It’s time for West Sussex to fix the roads, Crawley Observer Column, Wednesday 3rd June 2026

There is an old two-panel political cartoon of a party activist confidently going to knock on a door surrounded by thought bubbles containing the kinds of issues national debates tend to focus on, but his face turns to surprise in the second panel when he discovers the voter instead raising bin collections, housing conditions and all the problems of day-to-day life.

The cartoon first appeared in a Social Democratic Party magazine as a joke, because every first-time campaigner has experienced the same learning curve, but it persists to this day in campaign presentations and on blogs for a reason: it is the voters who decide what politics is about.

When it comes to doorstep issues, potholes are one of the biggies. Whatever the claims about Weald clay, I don’t remember roads looking this bad when I was a child and isn’t hard to see why.
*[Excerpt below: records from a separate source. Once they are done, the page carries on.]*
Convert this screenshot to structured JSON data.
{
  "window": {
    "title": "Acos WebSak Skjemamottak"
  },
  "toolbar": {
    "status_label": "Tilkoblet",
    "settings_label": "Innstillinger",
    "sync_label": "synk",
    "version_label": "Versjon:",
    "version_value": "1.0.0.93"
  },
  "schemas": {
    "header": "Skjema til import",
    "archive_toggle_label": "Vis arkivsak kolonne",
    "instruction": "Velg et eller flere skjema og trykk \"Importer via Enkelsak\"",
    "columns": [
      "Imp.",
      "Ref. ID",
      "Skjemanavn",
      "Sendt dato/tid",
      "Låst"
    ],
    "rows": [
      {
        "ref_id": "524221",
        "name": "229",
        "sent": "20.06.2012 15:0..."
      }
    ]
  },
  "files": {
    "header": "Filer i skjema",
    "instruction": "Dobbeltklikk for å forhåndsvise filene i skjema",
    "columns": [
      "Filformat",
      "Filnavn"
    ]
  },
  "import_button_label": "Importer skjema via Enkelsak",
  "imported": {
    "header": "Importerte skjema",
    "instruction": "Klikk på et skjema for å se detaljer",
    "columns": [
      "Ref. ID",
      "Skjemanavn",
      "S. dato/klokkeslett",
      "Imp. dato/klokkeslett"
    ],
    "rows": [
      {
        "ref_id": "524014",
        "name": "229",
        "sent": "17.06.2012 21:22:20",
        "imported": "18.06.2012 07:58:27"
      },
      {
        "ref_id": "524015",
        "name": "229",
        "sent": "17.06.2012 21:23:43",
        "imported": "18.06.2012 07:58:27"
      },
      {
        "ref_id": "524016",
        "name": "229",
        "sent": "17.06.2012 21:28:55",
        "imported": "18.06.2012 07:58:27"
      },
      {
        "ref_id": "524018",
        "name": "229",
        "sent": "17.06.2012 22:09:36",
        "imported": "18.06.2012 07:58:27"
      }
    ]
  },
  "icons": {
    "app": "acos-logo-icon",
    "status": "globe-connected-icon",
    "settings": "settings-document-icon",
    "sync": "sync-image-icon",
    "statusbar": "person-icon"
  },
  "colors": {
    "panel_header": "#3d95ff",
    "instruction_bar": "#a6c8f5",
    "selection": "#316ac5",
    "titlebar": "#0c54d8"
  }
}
Since Austerity began, county councils have regularly raided the highways budget to pay for other services to help cover funding gaps in other statutory services.
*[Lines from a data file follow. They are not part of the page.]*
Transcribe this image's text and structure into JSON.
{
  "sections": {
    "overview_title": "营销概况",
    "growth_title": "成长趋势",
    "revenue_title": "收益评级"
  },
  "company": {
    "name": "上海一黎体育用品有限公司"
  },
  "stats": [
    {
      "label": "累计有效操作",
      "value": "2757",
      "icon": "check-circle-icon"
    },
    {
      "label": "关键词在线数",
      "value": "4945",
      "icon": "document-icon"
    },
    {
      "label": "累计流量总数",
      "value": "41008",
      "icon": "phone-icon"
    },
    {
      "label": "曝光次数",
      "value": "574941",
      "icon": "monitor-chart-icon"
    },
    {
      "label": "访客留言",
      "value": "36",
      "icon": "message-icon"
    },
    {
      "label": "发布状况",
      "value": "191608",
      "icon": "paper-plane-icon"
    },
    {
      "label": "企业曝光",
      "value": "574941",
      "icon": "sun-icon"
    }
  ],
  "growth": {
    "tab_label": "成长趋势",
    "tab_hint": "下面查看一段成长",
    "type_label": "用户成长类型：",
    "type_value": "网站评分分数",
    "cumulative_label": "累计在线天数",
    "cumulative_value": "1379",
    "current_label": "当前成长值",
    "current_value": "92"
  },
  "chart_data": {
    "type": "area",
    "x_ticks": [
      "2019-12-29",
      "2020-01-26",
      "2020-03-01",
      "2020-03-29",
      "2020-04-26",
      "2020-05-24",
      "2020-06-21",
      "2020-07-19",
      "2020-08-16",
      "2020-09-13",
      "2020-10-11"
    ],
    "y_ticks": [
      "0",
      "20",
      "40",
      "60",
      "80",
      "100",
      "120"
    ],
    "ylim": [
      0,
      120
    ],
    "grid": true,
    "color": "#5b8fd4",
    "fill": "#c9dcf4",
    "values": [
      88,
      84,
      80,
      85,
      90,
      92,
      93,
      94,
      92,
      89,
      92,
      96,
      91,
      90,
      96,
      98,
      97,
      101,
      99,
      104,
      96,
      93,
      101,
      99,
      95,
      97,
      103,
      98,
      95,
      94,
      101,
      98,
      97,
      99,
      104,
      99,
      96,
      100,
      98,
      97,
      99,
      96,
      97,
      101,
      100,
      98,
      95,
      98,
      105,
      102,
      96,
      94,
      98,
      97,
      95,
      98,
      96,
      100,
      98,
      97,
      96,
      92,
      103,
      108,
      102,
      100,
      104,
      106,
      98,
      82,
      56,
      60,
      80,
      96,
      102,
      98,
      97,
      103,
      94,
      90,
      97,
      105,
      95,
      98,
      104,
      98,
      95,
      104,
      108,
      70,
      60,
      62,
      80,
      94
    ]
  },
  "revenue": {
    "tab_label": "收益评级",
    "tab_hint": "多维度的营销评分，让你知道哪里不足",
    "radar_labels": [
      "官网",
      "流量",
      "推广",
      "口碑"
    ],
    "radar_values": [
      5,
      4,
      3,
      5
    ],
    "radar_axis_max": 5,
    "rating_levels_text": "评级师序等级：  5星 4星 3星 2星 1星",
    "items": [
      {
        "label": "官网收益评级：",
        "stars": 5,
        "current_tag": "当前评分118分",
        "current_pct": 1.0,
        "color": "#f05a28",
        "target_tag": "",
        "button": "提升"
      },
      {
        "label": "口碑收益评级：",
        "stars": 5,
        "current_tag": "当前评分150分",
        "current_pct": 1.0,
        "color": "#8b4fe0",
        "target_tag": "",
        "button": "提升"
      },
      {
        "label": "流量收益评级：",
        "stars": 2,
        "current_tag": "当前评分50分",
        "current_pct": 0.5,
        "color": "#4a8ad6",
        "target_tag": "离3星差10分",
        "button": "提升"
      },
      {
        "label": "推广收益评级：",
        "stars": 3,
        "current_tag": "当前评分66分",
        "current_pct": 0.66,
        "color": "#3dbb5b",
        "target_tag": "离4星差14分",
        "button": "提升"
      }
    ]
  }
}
By the time of the General Election, there was an 11-year backlog in pothole repairs, with 4,700 miles of roads in poor condition in our region. Even with insufficient funding, councils still had choices over where the funding could be spent, and West Sussex regularly chose to allocate Crawley—with the most heavily used roads in the county—the fewest road repair schemes.
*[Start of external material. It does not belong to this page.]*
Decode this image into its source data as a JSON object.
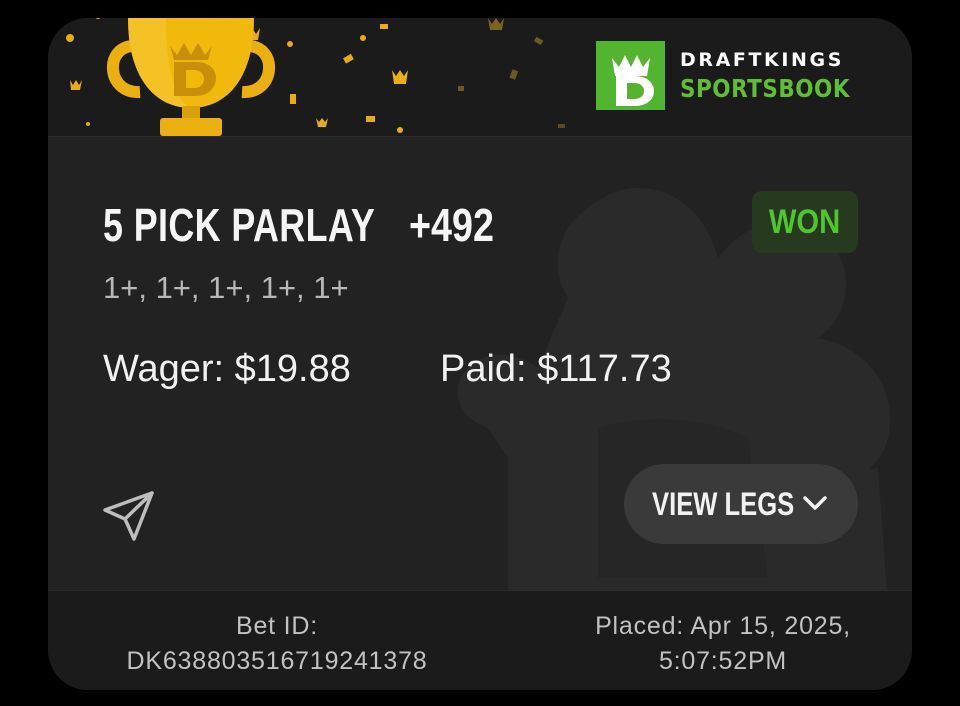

For as long as parties have contested West Sussex, the Conservatives have run the council for all bar four years. We now have a new progressive coalition running the county. I wish them well, but Crawley now expects them to deliver for us.

Since the General Election, Labour has put significantly more funding into local government, allocated over £322m for potholes in our part of the country, and more than tripled the share of local roads funding tied to transparency. Central government is clear: voters expect their roads to be repaired and we have allocated the funding needed, it is for councils to now do their bit of the job and deliver the repairs our roads deserve.